LAKE PLACID — A commission charged with retooling state education heard from North Country stakeholders Tuesday.
Cooperation, flexibility, workforce training, technology and the state-aid formula were key components of messages delivered at the Lake Placid Conference Center.
College administrators, school superintendents, parents, students, workforce directors and civic leaders brought a spectrum of issues they believe need to be reworked throughout New York’s education system.
The hearing was one of 10 scheduled around the state for the New NY Education Reform Commission, founded in late April by Gov. Andrew Cuomo.
COLLABORATION
Development Corp. CEO Paul Grasso, representing the North Country Workforce Investment Board, said that public-school classrooms are often “teacher-centric” and not student friendly. He suggested increasing technology use so students can access the information they need to improve learning.
The region’s Workforce Board urged the commission to ensure education becomes
more collaborative between schools and employers.

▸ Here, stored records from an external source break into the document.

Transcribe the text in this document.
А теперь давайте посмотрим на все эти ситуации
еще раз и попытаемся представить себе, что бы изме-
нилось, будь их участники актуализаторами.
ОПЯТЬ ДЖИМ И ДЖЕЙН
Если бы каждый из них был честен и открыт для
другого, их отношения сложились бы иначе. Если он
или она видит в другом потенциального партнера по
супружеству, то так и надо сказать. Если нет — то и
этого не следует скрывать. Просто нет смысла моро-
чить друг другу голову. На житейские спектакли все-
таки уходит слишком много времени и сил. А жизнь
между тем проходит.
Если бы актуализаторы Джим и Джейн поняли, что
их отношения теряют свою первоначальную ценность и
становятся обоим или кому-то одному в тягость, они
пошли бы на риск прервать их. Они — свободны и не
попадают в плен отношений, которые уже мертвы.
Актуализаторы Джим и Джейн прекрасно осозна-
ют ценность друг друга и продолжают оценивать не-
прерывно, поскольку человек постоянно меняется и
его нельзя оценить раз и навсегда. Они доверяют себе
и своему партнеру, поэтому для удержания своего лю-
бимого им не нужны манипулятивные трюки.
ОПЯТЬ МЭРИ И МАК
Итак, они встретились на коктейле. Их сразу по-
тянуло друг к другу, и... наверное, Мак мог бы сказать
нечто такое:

The same message wove through comments from Garry Douglas, co-chairman of the North County Economic Development Council, and John Jablonski, president of Clinton County Community College.
Both leaders said the Cradle-to-Career initiative in Clinton County — part of the national Strive Network — has brought education into focus for local and business communities.
Jablonski said their model, called “Thrive,” works with the community as the unit of analysis — not school grades or teacher qualifications.
“If Clinton County is to thrive,” he said, “we must address the issue of education attainment and workforce development.”
Their process combines efforts from industry, business, media, community leaders, elected officials, chambers of commerce and schools, Jablonski said.
“We are working toward a shared accountability with differentiated responsibility.”
STATE AID
Other panelists discussed concern with the draconic state-aid formula and with how it does and doesn’t account for rural economics.
Viola Schmid-Doyle, a national board-certified teacher from Canton, noted the North Country’s poverty rate grew from 13 percent to 23 percent over the past few years.
And, she observed, state-aid calculations do not adjust for changes in poverty rate.
WORK READINESS
Grasso offered insight from the Connecting Business to Education program Workforce Investment held in recent years.
He said they found a huge discrepancy between how teachers view student readiness and what employers found with new hires.
In a survey done two years ago, he said, area teachers suggested high-school students were 75 percent prepared for entering the workplace. But in the same survey, employers said students were 85 percent unprepared for the workforce.
Clarkson University President Anthony Collins, who is co-chairman of the North Country Regional Economic Council with Douglas, said students coming through the state Science, Technology, Engineering and Mathematics (STEM) core programs are the lifeblood of the economic future.
He suggested the commission find ways to revise academic requirements to allow a variety of pathways for students to attain graduation and to include credit for experience.
Other panelists urged the commission to include hands-on learning, internships and other types of high-school diplomas to guarantee success for every student in New York.
Joe Pete Wilson, principal of the Adirondack Early College High School program, described collaboration between North Country Community College and schools in Tupper Lake, Saranac Lake and Lake Placid.
He said they have found “fewer than 2 in 10 eighth-graders are on target for college.”
He asked the commission to consider early student access to college financial assistance, so kids can pay for college credit courses taken in high school.
SHARING RESOURCES
Douglas Gearhardt, an attorney with Harris Beach, said the state education system should be revised to allow school districts to share services with towns or villages or other schools resources such as libraries, garages, payroll departments, educators and administrators.
Other panelists questioned whether teacher seniority was the best measure for success in education and discussed how budget cuts have affected rural schools.
THEMES
Presiding Commission Chairwoman Elizabeth Dickey, who is president of the Bankstreet College of Education in New York City, said several repeating themes have turned up in hearings held so far.
New York’s disparate tax base — the difference between wealthy school districts and modest ones — struggles under the current state-aid formula. And leaders in other regions also seek more refined school-based connections to business and industry.
The hearing record will be used to inform changes to state education policy.
“We’re not the deciders,” Dickey explained. “We’re the idea machine.”